I FATTI -Reja è finito nuovamente nell’occhio del ciclone, al centro delle proteste del pubblico laziale. A Roma ha vissuto pochi mesi di celebrità, subito dopo la salvezza, poi nulla più. Le ripetute sconfitte nei derby e la gestione del caso Zarate hanno provocato una frattura nel rapporto con i tifosi della Lazio, una frattura insanabile. C’era stata una tregua a inizio stagione, ma la cessione di Maurito (per la quale Reja è stato ritenuto colpevole) ha rotto l’equilibrio.«Reja vattene», ha urlato la Nord e già prima del fischio d’inizio il nome del tecnico era stato fischiato all’annuncio delle formazioni.
IL PASSATO -Reja sfiduciato, Reja contestato e fischiato, Reja invitato ad andare via, a lasciare la Lazio. Era stato accolto con malumore già nella notte della presentazione con la Real Sociedad, era l’ 11 agosto:« Non è una novità e tutto questo non mi interessa molto. E’ chiaro, i fischi non fanno piacere soprattutto per quello che ho fatto in questo anno e mezzo di lavoro. Non dico di avere dei meriti, ma quantomeno dimeritare un po’ di riconoscenza sul piano umano», rispose così l’allenatore goriziano a fine partita, reagì diversamente rispetto a quanto fatto ieri dopo lo sfogo post Genoa. Lungo la sua infinita carriera ha imparato a domare le inquietudini, ma non è facile governare la propria sensibilità, non è facile lavorare racimolando briciole di fiducia. Reja non si è mai sentito amato né apprezzato, pensa di meritare almeno riconoscenza per ciò che ha fatto sin dal suo arrivo a Roma. La notte della presentazione della nuova Lazio di Klose e Cisse doveva essere una notte di festa, per lui non fu tale. Passò qualche giorno, arrivò il preliminare di andata con il Rabotnicki e i tifosi gli dedicarono lo striscione «la Nord è con te», fu un segnale di pace. Da lì a poco si sarebbe consumata la cessione di Zarate, da lì a poco sarebbero arrivate le prime delusioni in Europa e in campionato, da lì a poco sarebbe scoppiata una nuova bufera.

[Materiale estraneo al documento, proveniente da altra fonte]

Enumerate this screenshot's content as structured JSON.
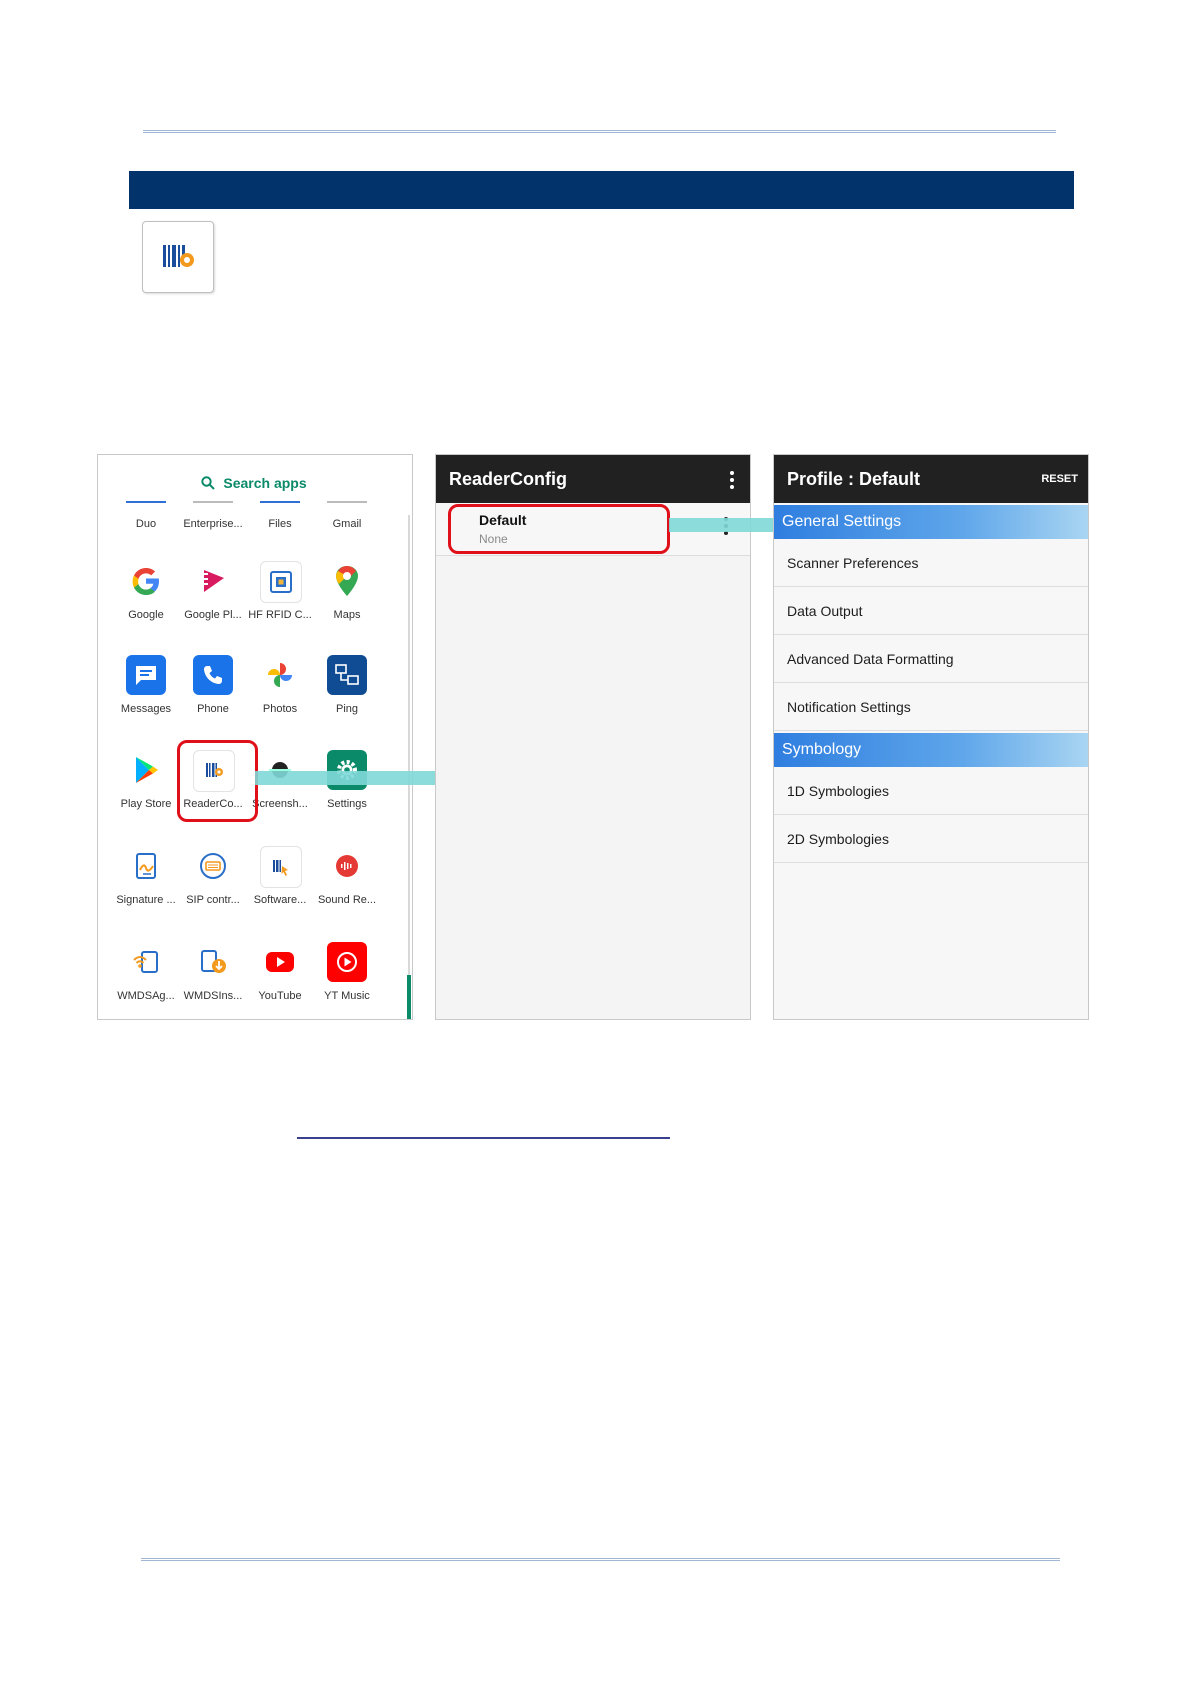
{
  "app_drawer": {
    "search_label": "Search apps",
    "apps": [
      {
        "label": "Duo"
      },
      {
        "label": "Enterprise..."
      },
      {
        "label": "Files"
      },
      {
        "label": "Gmail"
      },
      {
        "label": "Google"
      },
      {
        "label": "Google Pl..."
      },
      {
        "label": "HF RFID C..."
      },
      {
        "label": "Maps"
      },
      {
        "label": "Messages"
      },
      {
        "label": "Phone"
      },
      {
        "label": "Photos"
      },
      {
        "label": "Ping"
      },
      {
        "label": "Play Store"
      },
      {
        "label": "ReaderCo..."
      },
      {
        "label": "Screensh..."
      },
      {
        "label": "Settings"
      },
      {
        "label": "Signature ..."
      },
      {
        "label": "SIP contr..."
      },
      {
        "label": "Software..."
      },
      {
        "label": "Sound Re..."
      },
      {
        "label": "WMDSAg..."
      },
      {
        "label": "WMDSIns..."
      },
      {
        "label": "YouTube"
      },
      {
        "label": "YT Music"
      }
    ]
  },
  "reader_config": {
    "title": "ReaderConfig",
    "profile_name": "Default",
    "profile_sub": "None"
  },
  "profile": {
    "title": "Profile : Default",
    "reset_label": "RESET",
    "general_header": "General Settings",
    "general_items": [
      "Scanner Preferences",
      "Data Output",
      "Advanced Data Formatting",
      "Notification Settings"
    ],
    "symbology_header": "Symbology",
    "symbology_items": [
      "1D Symbologies",
      "2D Symbologies"
    ]
  },
  "colors": {
    "banner": "#02346b",
    "highlight": "#e0101a",
    "arrow": "#7fd8d8",
    "accent": "#0b8a6a"
  }
}
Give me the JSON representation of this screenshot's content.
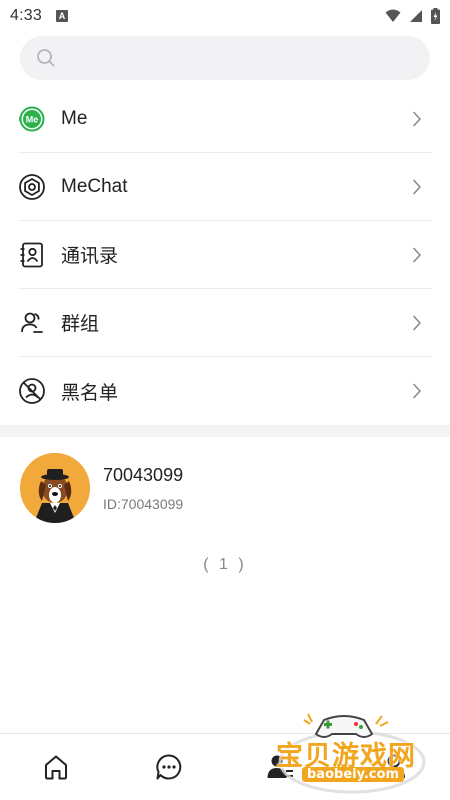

LA CORNICE -Eppure Lazio- Genoa era iniziata in un clima di festa, con le bandiere al vento, con i cori e gli inni storici intonati a squarciagola, ma il volo di Olympia non prometteva nulla di buono. L’aquila s’è poggiata subito sul trespolo, non ha effettuato giri di campo, non ha rispettato la tradizione, è partita dalla Monte Mario ed è atterrata in pochi secondi. Eppure erano accorsi in oltre 30 mila per assistere al primo match casalingo di campionato ( più di 4.000 under 16), i tifosi speravano in una vittoria, nessuno avrebbe immaginato un finale così tempestoso. Il popolo biancoceleste sogna una grande annata, non ha intenzione di soffrire, ha scelto di abbonarsi, ha sottoscritto 20.153 tessere, ha dato nuovamente fiducia ai biancocelesti, si aspetta i risultati da Reja, si aspetta più di quanto ha fatto.